Rabbitt, P. M. A. (2015). The aging mind. London and New York: Routledge.


  1. I would have thought that those figures concerning time spent on this program would be of considerable interest to the local schools and/or curriculum inspection authorities. This sounds more like a cult than a treatment (for anything).

  2. Several research studies are described on the Arrowsmith website. All but one are uncontrolled i.e. they assess change in a single group of children pre and post an Arrowsmith programme. As Dorothy has said repeatedly, these are useless because it's not clear that any improvement over time is an effect of the programme. Just one study - Lara Boyd's, mentioned by Dorothy - has a control group. It was scheduled to collect data in Jan and June 2014, and Jan 2015. The fact that Dr Boyd didn't respond to a recent request for information suggests that the results might not have been favourable.

  3. Re Boyd, it may depend when Dorothy wrote the email. I live in Canada and the last 3-4 weeks would be prime vacation time for a prof, plus school is restarting in many places this week most everything from kindergarten to university so she might be getting kids of her own off to school, dealing with a new influx of students into her lab but it does not look all that good.

    1. Just to say that I didn't actually request details of the results, as the video I saw suggested the study was still ongoing. I asked two questions that should be easy to answer: (a) was the study registered and (b) who was funding it. Registration of clinical trials is pretty standard these days, and helps give confidence in the results as it means that the measures and hypotheses are prespecified.

    2. (This is from an anonymous commenter who had their comment eaten by Blogger)
      Following from jrkrideau (6 Sep) and Dorothy's reply (11 Sep); from a Research Initiatives document on the Arrowsmith website (see below) I had learned that Lara Boyd's study was scheduled to complete initial data collection in Jan 2015. So I thought it worth emailing her myself, to ask whether any data were yet available.
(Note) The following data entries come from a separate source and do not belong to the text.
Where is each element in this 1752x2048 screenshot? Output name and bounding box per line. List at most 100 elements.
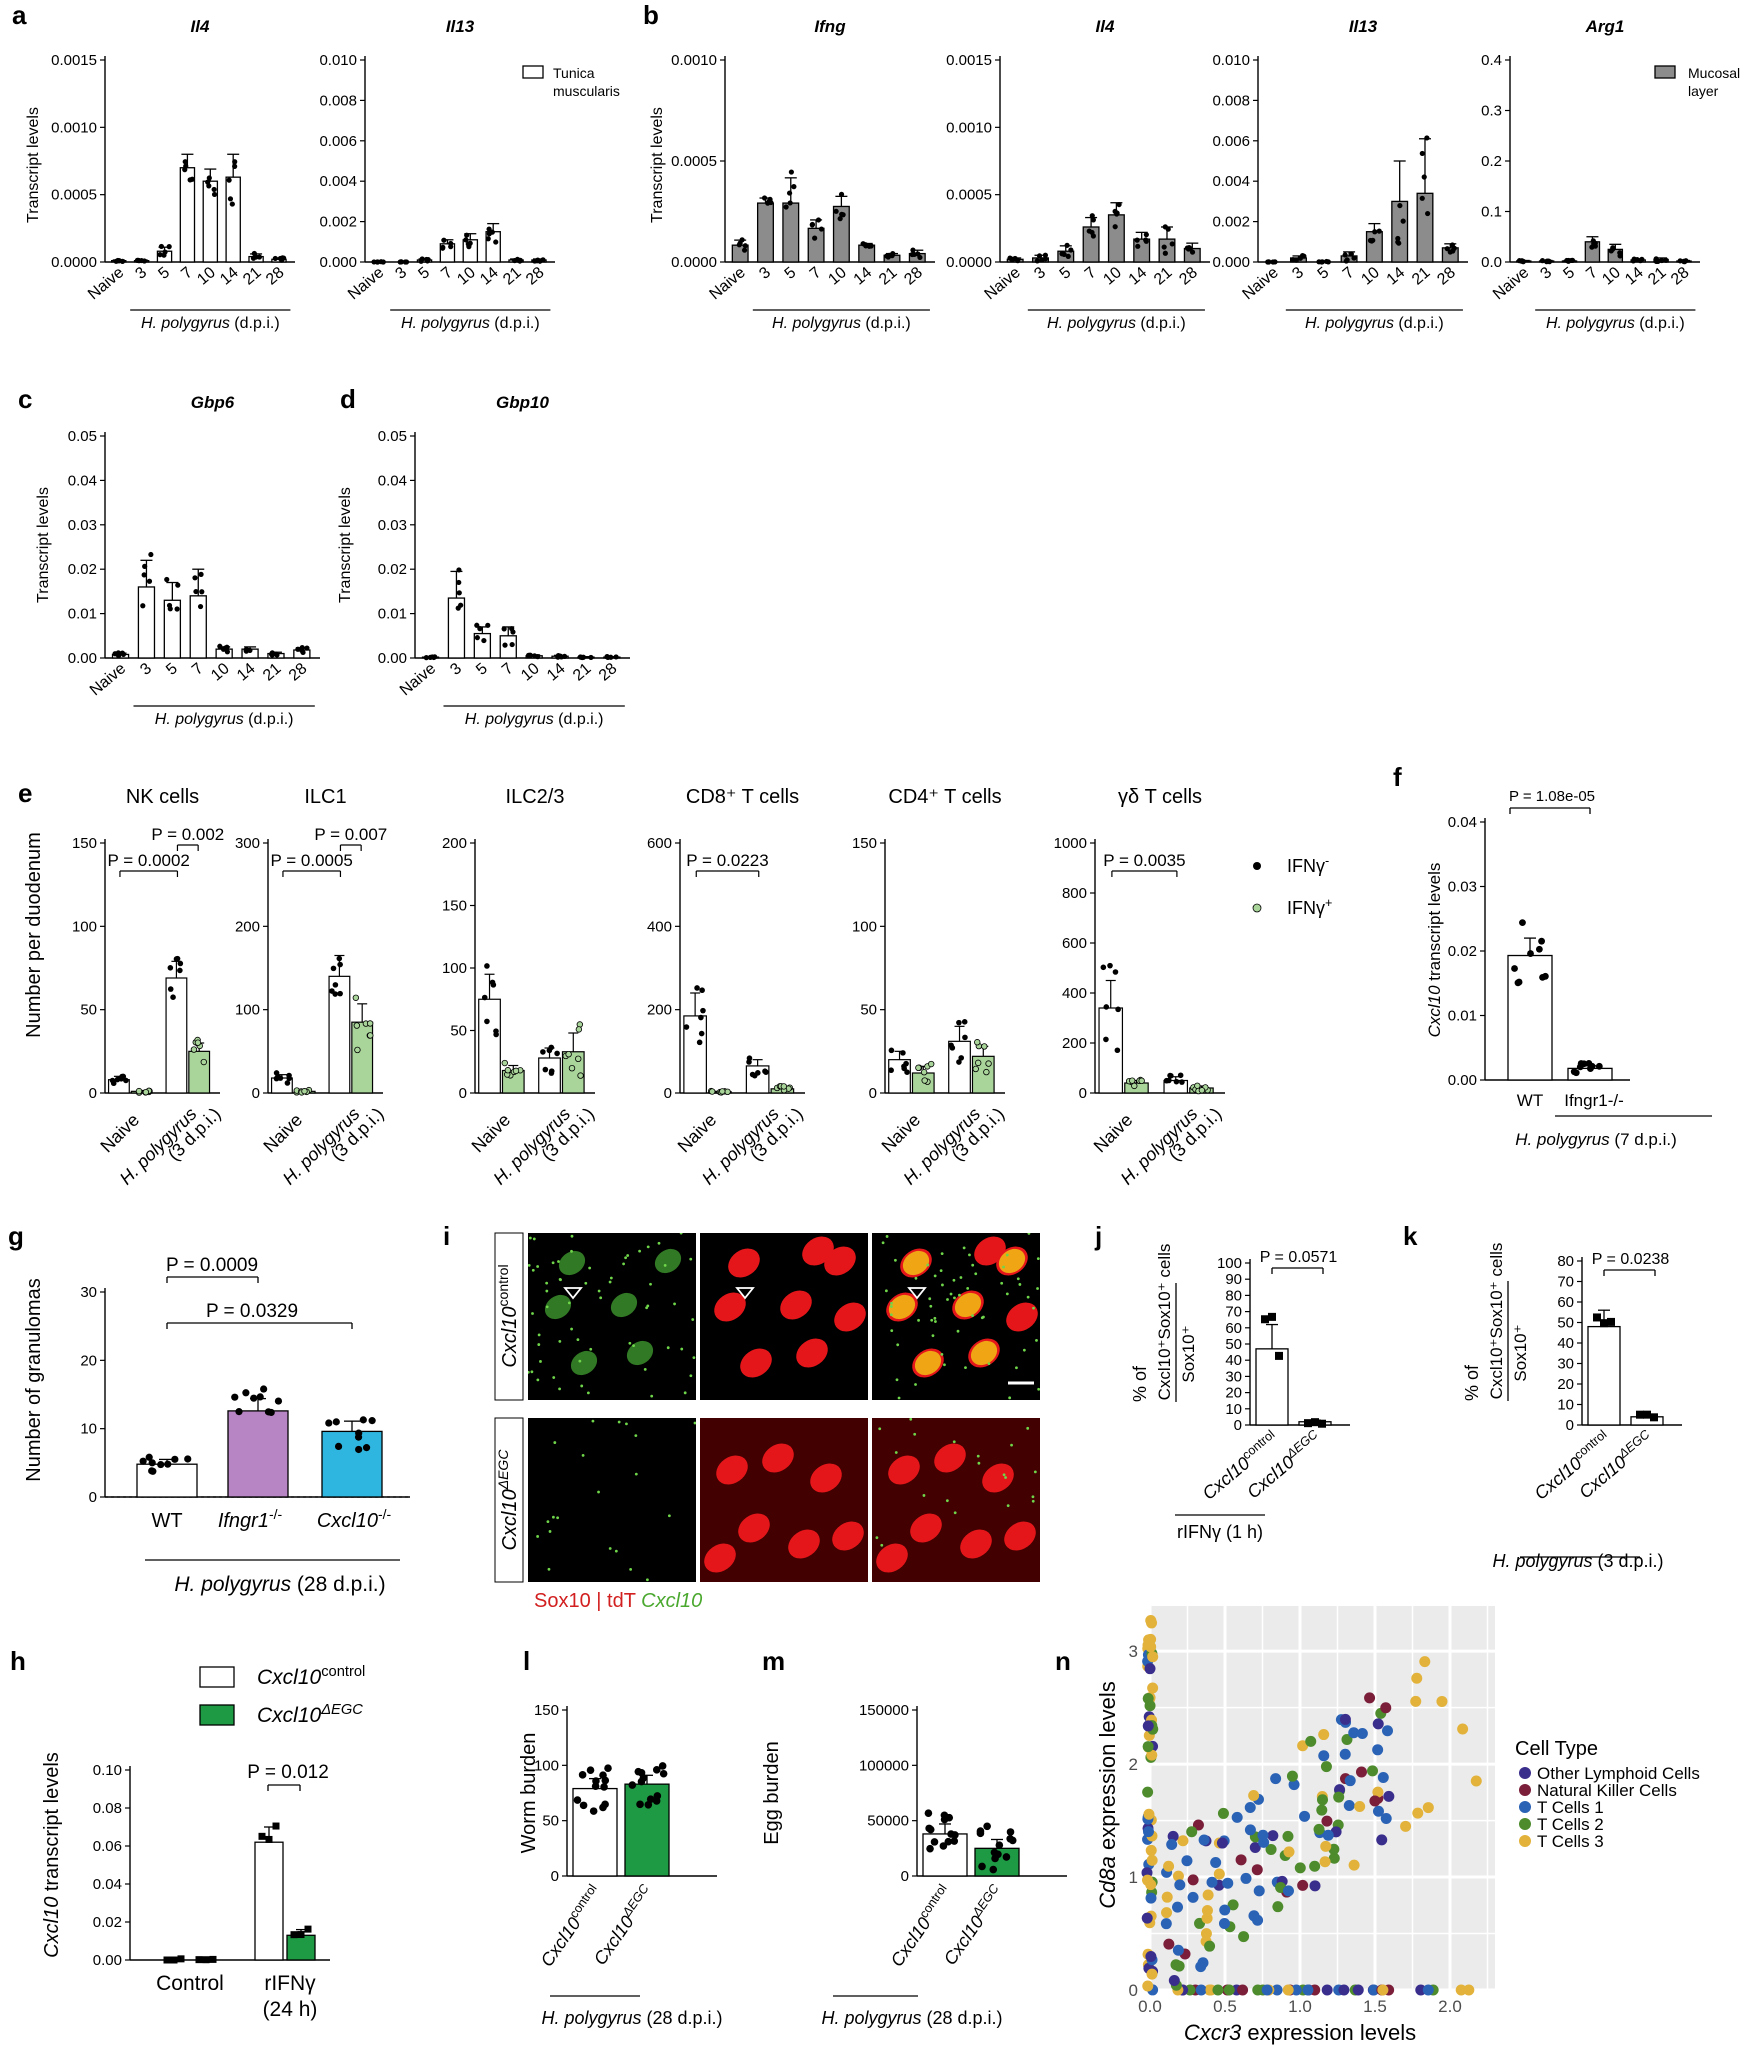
e-panel-5-data-point — [972, 1065, 979, 1073]
f-data-point — [1515, 978, 1523, 986]
a-il4-bar — [179, 167, 196, 263]
k-ylabel-bottom: Sox10⁺ — [1511, 1324, 1530, 1381]
d-gbp10-data-point — [432, 654, 438, 660]
panel-letter-a: a — [12, 0, 27, 30]
micrograph-dot — [570, 1234, 574, 1238]
e-panel-6-title: γδ T cells — [1118, 786, 1202, 808]
b-ifng-data-point — [788, 169, 794, 175]
n-point — [1290, 1984, 1302, 1996]
micrograph-dot — [679, 1233, 683, 1235]
micrograph-dot — [617, 1420, 621, 1424]
a-il4-xtick-label: 5 — [155, 264, 173, 283]
n-point — [1380, 1702, 1392, 1714]
g-data-point — [139, 1457, 147, 1465]
micrograph-signal-cluster — [654, 1248, 682, 1274]
c-gbp6-data-point — [167, 606, 173, 612]
b-ifng-data-point — [739, 237, 745, 243]
d-gbp10-data-point — [535, 654, 541, 660]
e-panel-2-ytick-label: 100 — [235, 1002, 260, 1019]
a-il4-xtick-label: 28 — [263, 264, 288, 289]
e-panel-6-data-point — [1100, 964, 1107, 971]
e-panel-2-data-point — [330, 965, 337, 972]
l-data-point — [601, 1800, 609, 1809]
n-point — [1244, 1824, 1256, 1836]
panel-letter-f: f — [1393, 762, 1402, 792]
d-gbp10-data-point — [474, 622, 480, 628]
e-panel-4-ytick-label: 0 — [664, 1085, 672, 1102]
b-arg1-group-label: H. polygyrus (d.p.i.) — [1546, 315, 1685, 332]
n-legend-marker — [1519, 1784, 1531, 1796]
panel-letter-n: n — [1055, 1646, 1071, 1676]
a-il13-ytick-label: 0.008 — [319, 92, 357, 109]
e-panel-6-data-point — [1115, 1006, 1121, 1013]
m-data-point — [976, 1827, 985, 1835]
n-ytick-label: 1 — [1129, 1868, 1138, 1887]
micrograph-dot — [1032, 1306, 1035, 1310]
d-gbp10-data-point — [561, 653, 568, 659]
d-gbp10-data-point — [577, 654, 583, 660]
micrograph-r1c1 — [528, 1233, 696, 1400]
j-data-point — [1318, 1419, 1326, 1428]
c-gbp6-ytick-label: 0.02 — [68, 561, 97, 578]
m-data-point — [924, 1809, 933, 1817]
n-point — [1297, 1740, 1309, 1752]
b-ifng-xtick-label: 10 — [825, 264, 850, 289]
micrograph-dot — [1036, 1257, 1040, 1261]
b-ifng-data-point — [868, 243, 874, 249]
micrograph-dot — [953, 1511, 957, 1515]
g-bar — [321, 1430, 383, 1498]
a-il4-ytick-label: 0.0010 — [51, 119, 97, 136]
micrograph-dot — [958, 1293, 961, 1297]
e-panel-2-ytick-label: 0 — [252, 1085, 260, 1102]
i-caption: Sox10 | tdT Cxcl10 — [534, 1590, 702, 1612]
n-point — [1172, 1944, 1184, 1956]
k-ytick-label: 40 — [1557, 1335, 1574, 1352]
k-data-point — [1593, 1313, 1601, 1322]
h-ytick-label: 0.08 — [93, 1800, 122, 1817]
micrograph-dot — [634, 1434, 638, 1437]
e-panel-6-data-point — [1103, 1036, 1109, 1043]
micrograph-dot — [553, 1441, 557, 1444]
b-il4-data-point — [1116, 201, 1122, 208]
a-il13-data-point — [440, 245, 446, 251]
micrograph-dot — [657, 1241, 661, 1245]
g-group-label: H. polygyrus (28 d.p.i.) — [174, 1573, 385, 1596]
c-gbp6-xtick-label: 7 — [189, 660, 207, 679]
e-panel-3-data-point — [577, 1072, 584, 1079]
e-panel-2-pvalue: P = 0.0005 — [270, 851, 352, 870]
l-data-point — [658, 1762, 667, 1770]
n-legend-item: T Cells 3 — [1537, 1832, 1604, 1851]
h-data-point — [177, 1955, 185, 1963]
e-panel-5-data-point — [962, 1034, 968, 1041]
b-ifng-data-point — [742, 243, 748, 249]
panel-letter-c: c — [18, 384, 32, 414]
micrograph-dot — [974, 1272, 978, 1276]
d-gbp10-xtick-label: 3 — [447, 660, 465, 679]
n-point — [1339, 1713, 1351, 1725]
n-point — [1338, 1984, 1350, 1996]
b-il4-data-point — [1161, 244, 1167, 250]
micrograph-dot — [625, 1422, 628, 1426]
micrograph-dot — [875, 1536, 879, 1540]
micrograph-dot — [666, 1346, 670, 1350]
e-panel-5-ytick-label: 100 — [852, 918, 877, 935]
n-point — [1321, 1815, 1333, 1827]
micrograph-dot — [952, 1440, 956, 1444]
n-point — [1436, 1695, 1448, 1707]
j-ytick-label: 20 — [1225, 1385, 1242, 1402]
m-data-point — [940, 1811, 949, 1820]
micrograph-dot — [881, 1241, 885, 1245]
l-data-point — [628, 1781, 637, 1789]
e-panel-6-data-point — [1112, 969, 1119, 975]
n-xtick-label: 2.0 — [1438, 1997, 1462, 2016]
m-data-point — [983, 1822, 991, 1831]
b-ifng-xtick-label: 3 — [756, 264, 774, 283]
f-group-label: H. polygyrus (7 d.p.i.) — [1515, 1130, 1677, 1149]
micrograph-dot — [531, 1312, 534, 1315]
a-il4-data-point — [162, 249, 168, 255]
micrograph-dot — [576, 1338, 580, 1342]
b-il13-ytick-label: 0.000 — [1212, 254, 1250, 271]
n-point — [1283, 1846, 1295, 1858]
l-data-point — [634, 1767, 643, 1776]
e-panel-5-data-point — [974, 1039, 981, 1046]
      She replied by return as follows:
      '... Our study is still underway - we were fortunate enough to receive additional funding which has allowed us to continue to recruit and test a larger number of individuals. As a result we do not yet have data to release.... If you would like to be added to a mailing list, email We will update you once we have published our results.'

      I asked to join the mailing list, and was told that data collection from the increased sample is due to finish in aUtumn 2016.

      The 'Research Initiatives' document dated Mar 2014 is available, along with other information docs and videos, at:
      Info about Dr Boyd's study as originally designed is on pp.7-9. It gives the numbers of participants in each group (two different versions) and some details of the measures and research plan. It does not answer the specific questions raised by Dorothy on 11 Sep.

      Scanning this doc again, I found one other study (apart from Dr Boyd's) that included a control group, by W.J. Lancee (Toronto) 2003. The results are reported as favouring the Arrowsmith group. The groups are small, the data are complex and they involve varying participant selection for statistical analysis. Judging from Google Scholar, they have never been published in a peer-reviewed journal.

      So the scientific case for benefit from the Arrowsmith program remains unclear. Dr Boyd's study, when finally completed, may cast more light.